Yes, --log-json is different from --json, just try it.
Yes, --log-json
is different from --json
.
I ran
borg -r ~/Public/borg/backup create --show-rc --json --log-json --verbose --list --stats ar11 requirements.d/ >> borglog.json
--json
outputs to borglog.json
{
"archive": {
"command_line": ".../borg/.venv/bin/borg -r /.../borg/backup create --show-rc --json --log-json --verbose --list --stats ar11 requirements.d/",
"duration": 0.004463,
"end": "2023-02-15T03:20:58.400617+05:30",
"id": "4e8f36a208f5ae5c6959c53a2b46869ca5f6edfd95d034ba2f2dbcfb24e33a46",
"name": "ar11",
"start": "2023-02-15T03:20:58.396154+05:30",
"stats": {
"chunking_time": 0.0003651460283435881,
"deduplicated_size": 566,
"files_stats": {
"A": 3,
"U": 2,
"d": 1
},
"hashing_time": 4.223800351610407e-05,
"nfiles": 5,
"original_size": 1112,
"status_code": 0
}
},
"cache": {
"path": ".../.cache/borg/baa2362e1f95478d0d1fb11c254e51793a8710c23212904f584798ff614c1f0c",
"stats": {
"total_chunks": 152,
"total_size": 10374,
"total_unique_chunks": 26,
"unique_size": 12201
}
},
"encryption": {
"mode": "none"
},
"repository": {
"id": "baa2362e1f95478d0d1fb11c254e51793a8710c23212904f584798ff614c1f0c",
"last_modified": "2023-02-15T03:20:58.401461+05:30",
"location": ".../borg/backup"
}
}
while,
--log-json
outputs to stderr{"type": "log_message", "time": 1676411458.3961985, "message": "Creating archive at \"/home/.../borg/backup\"", "levelname": "INFO", "name": "borg.archiver.create_cmd"}
{"type": "file_status", "status": "A", "path": "requirements.d/development.lock.txt"}
{"type": "file_status", "status": "A", "path": "requirements.d/development.txt"}
{"type": "file_status", "status": "U", "path": "requirements.d/coala.txt"}
{"type": "file_status", "status": "U", "path": "requirements.d/docs.txt"}
{"type": "file_status", "status": "A", "path": "requirements.d/codestyle.txt"}
{"type": "file_status", "status": "d", "path": "requirements.d"}
{"type": "log_message", "time": 1676411458.4419532, "message": "terminating with success status, rc 0", "levelname": "INFO", "name": "borg.output.show-rc"}
and this does not get redirected to borglog.json
{"type": "log_message", "time": 1676411458.4419532, "message": "terminating with success status, rc 0", "levelname": "INFO", "name": "borg.output.show-rc"}
OK, so we actually do already out the json log line corresponding to the non-json log output triggered by --show-rc.

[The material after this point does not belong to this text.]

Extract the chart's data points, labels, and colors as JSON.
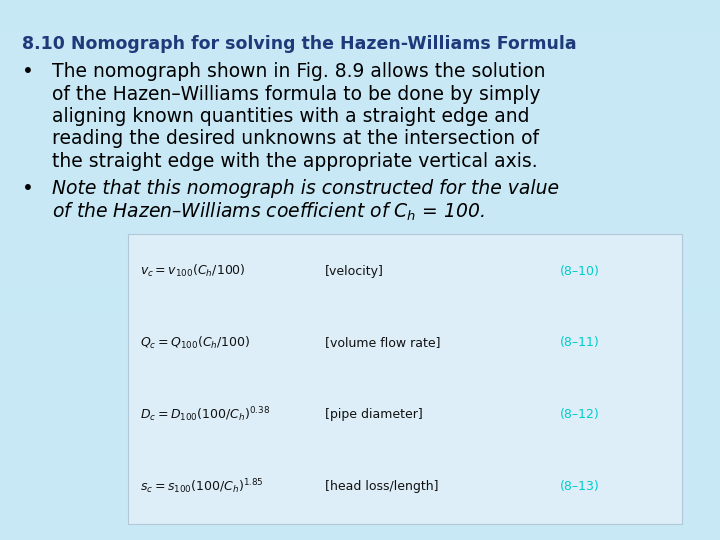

So, any tool preferring json over standard log output could use --log-json and get the rc (and also other log output) from there.
It's not super convenient from a json perspective as parsing the rc code from that line needs a bit more work than just having a direct json value, but as the --log-json is generic code, this is somehow expected.
That output is on stderr, so one needs 2> json.log
to redirect it.
@jhjacobs81 looks like that solves the problem. ^
Due to the execution flow, especially in case of exceptions and rc 2, it is difficult to have the rc code in --json
, but it would be in --log-json
.
whoops, i will have to rewrite all the code, but alas! thats the way it is :)
Have you checked borgbackup docs, FAQ, and open GitHub issues?
Yes
Is this a BUG / ISSUE report or a QUESTION?
QUESTION
System information. For client/server mode post info for both machines.
Your borg version (borg -V).
borg 1.2.0
Describe the problem you're observing.
The return code (using --show-rc on the command line) goes to standard error, instead of the json output of the rest of the logs. This makes parsing the logs needlessly difficult.
Idealy, the rc output should be in the same json output (which we log to borglog.json) so we can use it for further processing without having to create work arounds.